Study shows pitchers who get Tommy John surgery almost all pitch again

Bobby Parnell stands on the mound in the ninth inning of a game against the Washington Nationals at Citi Field on March 31, 2014. Credit: Newsday / Thomas A. Ferrara
One game was all it took for the Mets to lose their closer for potentially the entire season with a torn right elbow ligament. Yet once the shock of the cruel timing of Bobby Parnell's injury passes, we should ask ourselves: Should we really be that surprised that another pitcher could be headed for Tommy John surgery?
This season's list of established major-leaguers with injuries that require Tommy John surgery already is an expansive one. It features Atlanta's Kris Medlen and Brandon Beachy, Oakland's Jarrod Parker, Kansas City's Luke Hochevar and Arizona's David Hernandez and Patrick Corbin.
This is nothing new.
Last year, for example, the Chicago White Sox saw eight of the pitchers in their organization undergo Tommy John surgery, an abnormally high figure for one club. It was that experience that led team doctor Charles Bush-Joseph to put together a team of researchers last fall to study the effectiveness of the surgery from a statistical standpoint.
His hope wasn't to figure out why pitchers' elbows are breaking down. Team doctors have been studying that for years, and those studies are what led to innings limits for young pitchers and pitch counts across the board.
Instead, this time Bush-Joseph figured that with Tommy John surgery essentially now an accepted cost-of-doing-business factor in baseball, it is about time for teams to get as crisp a picture as possible of what they should expect from these pitchers when they return.
"We know who's getting hurt," he said, "so we looked at it from the outside-world perspective. How are they actually doing after they have surgery performed? That was the impetus for where the study came from."
The study, published last month in The American Journal of Sports Medicine, looked at 216 major-league pitchers who have had Tommy John surgery from 1986 to 2012 and focused on their statistics by comparing their two years before the surgery and the two years immediately afterward.
It found that pitchers' ERAs and WHIPs actually improved in the two years after the surgery and that their total innings pitched dropped.
There's a logical explanation to both findings. Teams tend to be conservative with pitchers as they come back from such a significant surgery, and those pitchers often say they are focused more on their mechanics than they had been, potentially increasing their control and limiting walks.
The study also showed that 83 percent of the pitchers they looked at made it back to the majors after surgery and 97 percent were at least able to pitch in a minor-league game after the surgery.
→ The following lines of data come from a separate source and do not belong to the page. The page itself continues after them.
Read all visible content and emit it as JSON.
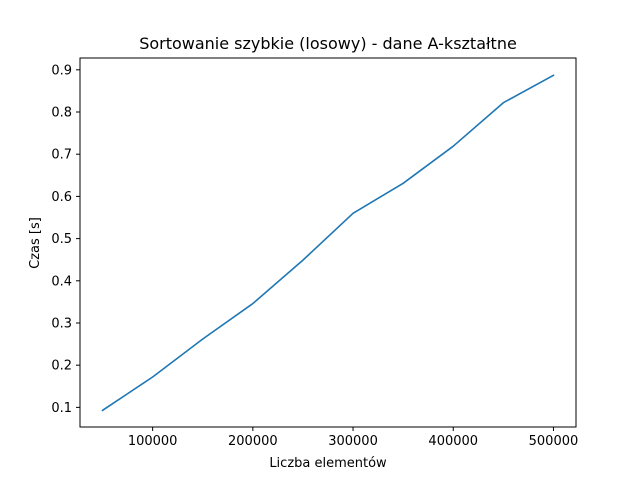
{
  "chart_data": {
    "type": "line",
    "title": "Sortowanie szybkie (losowy) - dane A-kształtne",
    "xlabel": "Liczba elementów",
    "ylabel": "Czas [s]",
    "grid": false,
    "xlim": [
      27500,
      522500
    ],
    "ylim": [
      0.0535,
      0.928
    ],
    "xticks": [
      100000,
      200000,
      300000,
      400000,
      500000
    ],
    "xtick_labels": [
      "100000",
      "200000",
      "300000",
      "400000",
      "500000"
    ],
    "yticks": [
      0.1,
      0.2,
      0.3,
      0.4,
      0.5,
      0.6,
      0.7,
      0.8,
      0.9
    ],
    "ytick_labels": [
      "0.1",
      "0.2",
      "0.3",
      "0.4",
      "0.5",
      "0.6",
      "0.7",
      "0.8",
      "0.9"
    ],
    "series": [
      {
        "color": "#1f77b4",
        "x": [
          50000,
          100000,
          150000,
          200000,
          250000,
          300000,
          350000,
          400000,
          450000,
          500000
        ],
        "y": [
          0.093,
          0.172,
          0.262,
          0.346,
          0.449,
          0.56,
          0.631,
          0.719,
          0.822,
          0.887
        ]
      }
    ]
  }
}
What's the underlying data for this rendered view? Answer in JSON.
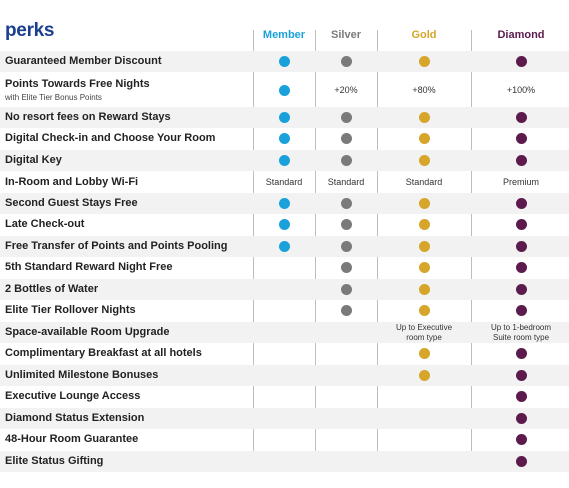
{
  "title": "perks",
  "tiers": [
    {
      "label": "Member",
      "color": "#1aa1dc"
    },
    {
      "label": "Silver",
      "color": "#7a7a7a"
    },
    {
      "label": "Gold",
      "color": "#d6a52a"
    },
    {
      "label": "Diamond",
      "color": "#5c1a4d"
    }
  ],
  "rows": [
    {
      "label": "Guaranteed Member Discount",
      "cells": [
        {
          "dot": true
        },
        {
          "dot": true
        },
        {
          "dot": true
        },
        {
          "dot": true
        }
      ]
    },
    {
      "label": "Points Towards Free Nights",
      "sublabel": "with Elite Tier Bonus Points",
      "cells": [
        {
          "dot": true
        },
        {
          "text": "+20%"
        },
        {
          "text": "+80%"
        },
        {
          "text": "+100%"
        }
      ]
    },
    {
      "label": "No resort fees on Reward Stays",
      "cells": [
        {
          "dot": true
        },
        {
          "dot": true
        },
        {
          "dot": true
        },
        {
          "dot": true
        }
      ]
    },
    {
      "label": "Digital Check-in and Choose Your Room",
      "cells": [
        {
          "dot": true
        },
        {
          "dot": true
        },
        {
          "dot": true
        },
        {
          "dot": true
        }
      ]
    },
    {
      "label": "Digital Key",
      "cells": [
        {
          "dot": true
        },
        {
          "dot": true
        },
        {
          "dot": true
        },
        {
          "dot": true
        }
      ]
    },
    {
      "label": "In-Room and Lobby Wi-Fi",
      "cells": [
        {
          "text": "Standard"
        },
        {
          "text": "Standard"
        },
        {
          "text": "Standard"
        },
        {
          "text": "Premium"
        }
      ]
    },
    {
      "label": "Second Guest Stays Free",
      "cells": [
        {
          "dot": true
        },
        {
          "dot": true
        },
        {
          "dot": true
        },
        {
          "dot": true
        }
      ]
    },
    {
      "label": "Late Check-out",
      "cells": [
        {
          "dot": true
        },
        {
          "dot": true
        },
        {
          "dot": true
        },
        {
          "dot": true
        }
      ]
    },
    {
      "label": "Free Transfer of Points and Points Pooling",
      "cells": [
        {
          "dot": true
        },
        {
          "dot": true
        },
        {
          "dot": true
        },
        {
          "dot": true
        }
      ]
    },
    {
      "label": "5th Standard Reward Night Free",
      "cells": [
        {},
        {
          "dot": true
        },
        {
          "dot": true
        },
        {
          "dot": true
        }
      ]
    },
    {
      "label": "2 Bottles of Water",
      "cells": [
        {},
        {
          "dot": true
        },
        {
          "dot": true
        },
        {
          "dot": true
        }
      ]
    },
    {
      "label": "Elite Tier Rollover Nights",
      "cells": [
        {},
        {
          "dot": true
        },
        {
          "dot": true
        },
        {
          "dot": true
        }
      ]
    },
    {
      "label": "Space-available Room Upgrade",
      "cells": [
        {},
        {},
        {
          "text": "Up to Executive",
          "text2": "room type"
        },
        {
          "text": "Up to 1-bedroom",
          "text2": "Suite room type"
        }
      ]
    },
    {
      "label": "Complimentary Breakfast at all hotels",
      "cells": [
        {},
        {},
        {
          "dot": true
        },
        {
          "dot": true
        }
      ]
    },
    {
      "label": "Unlimited Milestone Bonuses",
      "cells": [
        {},
        {},
        {
          "dot": true
        },
        {
          "dot": true
        }
      ]
    },
    {
      "label": "Executive Lounge Access",
      "cells": [
        {},
        {},
        {},
        {
          "dot": true
        }
      ]
    },
    {
      "label": "Diamond Status Extension",
      "cells": [
        {},
        {},
        {},
        {
          "dot": true
        }
      ]
    },
    {
      "label": "48-Hour Room Guarantee",
      "cells": [
        {},
        {},
        {},
        {
          "dot": true
        }
      ]
    },
    {
      "label": "Elite Status Gifting",
      "cells": [
        {},
        {},
        {},
        {
          "dot": true
        }
      ]
    }
  ]
}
That success rate may seem low, but you have to take into account that the study included pitchers who had Tommy John surgery in the late 1980s, when it still was a relatively new procedure. And the study also had no way of differentiating between the fringe major-leaguer and the star pitcher. The only requirement was that the pitcher had to have thrown at least an inning in the majors before the surgery.
Bush-Joseph said the findings essentially confirmed what they thought would be the case, but seeing it on paper -- that statistically, pitchers usually make it back to the mound and are just as effective as they were pre-surgery -- is a telltale sign of just how successful this surgery is when done on elite athletes.
Nowadays, about a quarter of the pitchers in the majors have had Tommy John surgery, in part because so many of them are forced to do so before they even get to the majors. That's just another sign that the surgery, though time- consuming, represents only a bump along a pitcher's path, and usually nothing more.
"If you pitch long enough and hard enough, you're probably going to hurt yourself," Bush-Joseph said. "I think what the study showed, the surgery is pretty successful."